An independent contractor is more likely to not be paid for meeting mutually agreed terms, not less likely.
wodenokoto
What do you mean “didn’t age well”, its a brand new article. It hasn’t aged at all.
tbrownaw
Some of the big-dollar contracts $employer has involve financial penalties if performance metrics aren't up to standard.
michaelt
At the same time, many organisations getting work done through platforms like Mechanical Turk set their piece rate to make sure all but the worst workers will make at least minimum wage.
totetsu
Anyone have the link to that thread?
neilv
The posts last week about the factory worker monitoring startup? There were at least 3 posts (and I think dang let the dupes through, since some mentioned YC, and HN moderates less in such cases):
https://news.ycombinator.com/item?id=43175023
rrr_oh_man
How else would you do this?
v9v
> Still, expert reviewers will occasionally disagree in their labelling. To ensure quality, an audio clip [box characters], at which point [...]
Have they censored their own article?
beardedwizard
I noticed the same thing, very strange.
blitzar
Pivot to sweat shop.
> Failing a test will cost a user 600 points, or roughly the equivalent of 15 minutes of work on the platform. A correctly tuned penalty system removes the need for setting reviewer accuracy minimums; poor performers will simply not earn enough money to continue on the platform.
This still sets a reviewer accuracy minimum, but it is determined implicitly by the arbitrary test penalty instead of consciously chosen based on application requirements.

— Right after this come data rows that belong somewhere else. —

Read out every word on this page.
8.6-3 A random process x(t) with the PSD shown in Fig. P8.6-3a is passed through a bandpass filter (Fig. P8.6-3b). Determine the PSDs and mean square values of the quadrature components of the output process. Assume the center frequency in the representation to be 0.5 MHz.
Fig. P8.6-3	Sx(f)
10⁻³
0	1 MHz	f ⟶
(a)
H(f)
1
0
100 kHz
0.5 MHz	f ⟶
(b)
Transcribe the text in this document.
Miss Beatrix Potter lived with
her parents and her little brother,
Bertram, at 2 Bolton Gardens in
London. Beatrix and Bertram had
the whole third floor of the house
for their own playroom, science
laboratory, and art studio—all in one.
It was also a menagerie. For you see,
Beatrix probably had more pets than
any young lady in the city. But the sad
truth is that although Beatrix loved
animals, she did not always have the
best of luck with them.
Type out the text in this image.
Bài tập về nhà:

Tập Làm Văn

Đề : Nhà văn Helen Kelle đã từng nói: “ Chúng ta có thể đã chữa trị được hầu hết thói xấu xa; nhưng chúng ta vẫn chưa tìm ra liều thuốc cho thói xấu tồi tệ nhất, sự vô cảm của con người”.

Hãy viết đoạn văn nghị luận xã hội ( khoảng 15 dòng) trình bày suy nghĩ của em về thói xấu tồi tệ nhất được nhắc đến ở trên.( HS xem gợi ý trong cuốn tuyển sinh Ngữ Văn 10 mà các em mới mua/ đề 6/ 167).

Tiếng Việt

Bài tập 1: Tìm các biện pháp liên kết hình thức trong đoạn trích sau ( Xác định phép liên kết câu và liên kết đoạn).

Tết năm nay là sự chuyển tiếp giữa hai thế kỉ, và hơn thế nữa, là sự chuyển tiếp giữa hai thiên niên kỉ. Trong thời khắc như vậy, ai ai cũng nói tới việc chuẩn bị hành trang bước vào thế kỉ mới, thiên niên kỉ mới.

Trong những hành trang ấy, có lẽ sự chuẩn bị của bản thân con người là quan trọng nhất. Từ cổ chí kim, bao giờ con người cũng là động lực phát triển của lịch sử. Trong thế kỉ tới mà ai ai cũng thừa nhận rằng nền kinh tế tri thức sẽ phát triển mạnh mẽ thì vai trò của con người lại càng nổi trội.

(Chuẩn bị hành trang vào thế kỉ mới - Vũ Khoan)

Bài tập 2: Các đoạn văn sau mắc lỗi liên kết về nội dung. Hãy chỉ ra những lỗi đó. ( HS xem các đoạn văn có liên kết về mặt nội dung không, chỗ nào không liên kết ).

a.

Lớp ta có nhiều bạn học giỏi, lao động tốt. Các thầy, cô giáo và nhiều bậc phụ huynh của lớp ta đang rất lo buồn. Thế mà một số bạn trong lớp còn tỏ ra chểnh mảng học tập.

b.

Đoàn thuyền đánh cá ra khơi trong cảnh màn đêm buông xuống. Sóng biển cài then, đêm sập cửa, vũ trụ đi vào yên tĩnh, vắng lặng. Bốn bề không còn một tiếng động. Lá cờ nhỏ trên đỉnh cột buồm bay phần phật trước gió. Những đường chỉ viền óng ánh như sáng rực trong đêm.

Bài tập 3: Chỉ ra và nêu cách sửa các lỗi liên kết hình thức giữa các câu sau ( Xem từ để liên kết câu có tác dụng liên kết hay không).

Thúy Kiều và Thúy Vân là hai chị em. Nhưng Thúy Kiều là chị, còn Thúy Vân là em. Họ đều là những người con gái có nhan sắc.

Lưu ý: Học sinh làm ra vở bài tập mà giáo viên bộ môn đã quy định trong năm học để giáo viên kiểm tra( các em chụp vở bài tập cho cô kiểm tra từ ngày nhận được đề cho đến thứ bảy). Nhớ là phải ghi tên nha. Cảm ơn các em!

I don't see how that's an improvement. If you absolutely want to have negative earnings, it would make more sense to choose a reviewer accuracy minimum to aim for, and then determine the penalty that would achieve that target, instead of the other way around.
Moreover, a reviewer earning nothing on expectation under this scheme (they work for 15 minutes, then fail a test, and have all their earnings wiped out) could team up with a second reviewer with the same problem, submitting their answer only when both agree, and as long as their errors aren't 100% correlated, they would end up with positive expected earnings they could split between them.
This clearly indicates that the incentive scheme as designed doesn't capture the full economic value of even lower-quality data when processed appropriately. Of course you can't expect random reviewers to spontaneously work together in this way, so it's up to the data consumer to combine the work of multiple reviewers as appropriate.
Trying to get reliable results from humans by exclusively hiring the most reliable ones can only get you so far; you can do much better by designing systems to use redundancy to correct errors when they inevitably do appear. Ironically, this is a case where treating humans as fallible cogs in a big machine would be more respectful.